What is a Square Number?
A square number is the product of an integer multiplied by itself. Mathematically, it is represented as n².
Square Numbers Table: 1 to 30
| Number (n) | Square (n²) | Number (n) | Square (n²) |
|---|---|---|---|
| 1 | 1 | 16 | 256 |
| 2 | 4 | 17 | 289 |
| 3 | 9 | 18 | 324 |
| 4 | 16 | 19 | 361 |
| 5 | 25 | 20 | 400 |
| 6 | 36 | 21 | 441 |
| 7 | 49 | 22 | 484 |
| 8 | 64 | 23 | 529 |
| 9 | 81 | 24 | 576 |
| 10 | 100 | 25 | 625 |
| 11 | 121 | 26 | 676 |
| 12 | 144 | 27 | 729 |
| 13 | 169 | 28 | 784 |
| 14 | 196 | 29 | 841 |
| 15 | 225 | 30 | 900 |
Pro Tip: Perfect squares only end in 0, 1, 4, 5, 6, or 9. If a number ends in 2, 3, 7, or 8, it is not a perfect square!

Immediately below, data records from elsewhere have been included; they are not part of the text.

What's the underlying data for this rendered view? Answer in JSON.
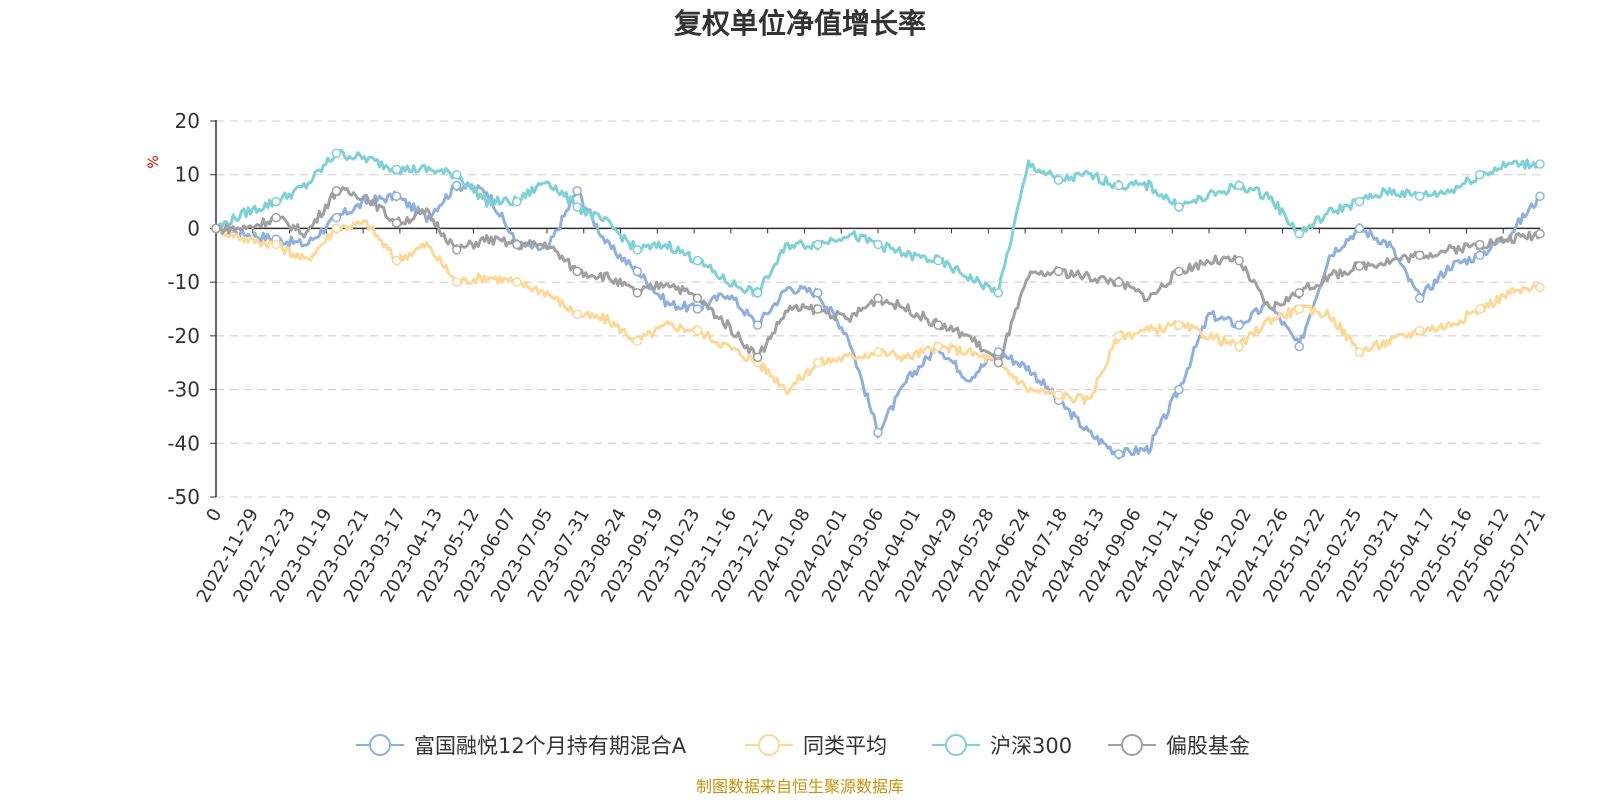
{
  "chart_data": {
    "type": "line",
    "title": "复权单位净值增长率",
    "ylabel": "%",
    "ylim": [
      -50,
      20
    ],
    "yticks": [
      20,
      10,
      0,
      -10,
      -20,
      -30,
      -40,
      -50
    ],
    "grid": true,
    "legend_position": "bottom",
    "x_tick_labels": [
      "0",
      "2022-11-29",
      "2022-12-23",
      "2023-01-19",
      "2023-02-21",
      "2023-03-17",
      "2023-04-13",
      "2023-05-12",
      "2023-06-07",
      "2023-07-05",
      "2023-07-31",
      "2023-08-24",
      "2023-09-19",
      "2023-10-23",
      "2023-11-16",
      "2023-12-12",
      "2024-01-08",
      "2024-02-01",
      "2024-03-06",
      "2024-04-01",
      "2024-04-29",
      "2024-05-28",
      "2024-06-24",
      "2024-07-18",
      "2024-08-13",
      "2024-09-06",
      "2024-10-11",
      "2024-11-06",
      "2024-12-02",
      "2024-12-26",
      "2025-01-22",
      "2025-02-25",
      "2025-03-21",
      "2025-04-17",
      "2025-05-16",
      "2025-06-12",
      "2025-07-21"
    ],
    "series": [
      {
        "name": "富国融悦12个月持有期混合A",
        "color": "#8fb0dc",
        "values": [
          0,
          -1,
          -2,
          -3,
          2,
          5,
          6,
          2,
          8,
          7,
          -3,
          -4,
          7,
          -3,
          -8,
          -14,
          -15,
          -12,
          -18,
          -11,
          -12,
          -20,
          -38,
          -28,
          -22,
          -28,
          -23,
          -26,
          -32,
          -38,
          -42,
          -41,
          -30,
          -16,
          -18,
          -14,
          -22,
          -5,
          0,
          -3,
          -13,
          -7,
          -5,
          -1,
          6
        ]
      },
      {
        "name": "同类平均",
        "color": "#fdd898",
        "values": [
          0,
          -2,
          -3,
          -6,
          0,
          1,
          -6,
          -3,
          -10,
          -9,
          -10,
          -12,
          -16,
          -17,
          -21,
          -18,
          -19,
          -22,
          -25,
          -30,
          -25,
          -24,
          -23,
          -24,
          -22,
          -23,
          -25,
          -30,
          -31,
          -32,
          -20,
          -19,
          -18,
          -20,
          -22,
          -17,
          -15,
          -16,
          -23,
          -21,
          -19,
          -18,
          -15,
          -12,
          -11
        ]
      },
      {
        "name": "沪深300",
        "color": "#7fd1d6",
        "values": [
          0,
          3,
          5,
          8,
          14,
          13,
          11,
          11,
          10,
          5,
          5,
          9,
          4,
          1,
          -4,
          -3,
          -6,
          -10,
          -12,
          -3,
          -3,
          -1,
          -3,
          -5,
          -6,
          -9,
          -12,
          12,
          9,
          10,
          8,
          8,
          4,
          6,
          8,
          6,
          -1,
          3,
          5,
          7,
          6,
          7,
          10,
          12,
          12
        ]
      },
      {
        "name": "偏股基金",
        "color": "#a0a0a0",
        "values": [
          0,
          0,
          2,
          -1,
          7,
          6,
          1,
          3,
          -4,
          -2,
          -3,
          -3,
          -8,
          -9,
          -12,
          -10,
          -13,
          -18,
          -24,
          -15,
          -15,
          -17,
          -13,
          -15,
          -18,
          -20,
          -25,
          -9,
          -8,
          -9,
          -10,
          -13,
          -8,
          -6,
          -6,
          -15,
          -12,
          -9,
          -7,
          -6,
          -5,
          -4,
          -3,
          -2,
          -1
        ]
      }
    ]
  },
  "legend": [
    {
      "label": "富国融悦12个月持有期混合A"
    },
    {
      "label": "同类平均"
    },
    {
      "label": "沪深300"
    },
    {
      "label": "偏股基金"
    }
  ],
  "source_note": "制图数据来自恒生聚源数据库"
}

Major Benchmarks up to 200
As numbers get larger, these specific squares are helpful for mental estimations:
- 40²: 1,600
- 50²: 2,500
- 100²: 10,000
- 150²: 22,500
- 200²: 40,000
Why Memorize Squares?
Recognizing these values helps with:
- Speed: Solve problems faster during timed exams.
- Square Roots: Identifying a square makes finding the root instant.
- Geometry: Calculate the area of squares and circles (πr²) more efficiently.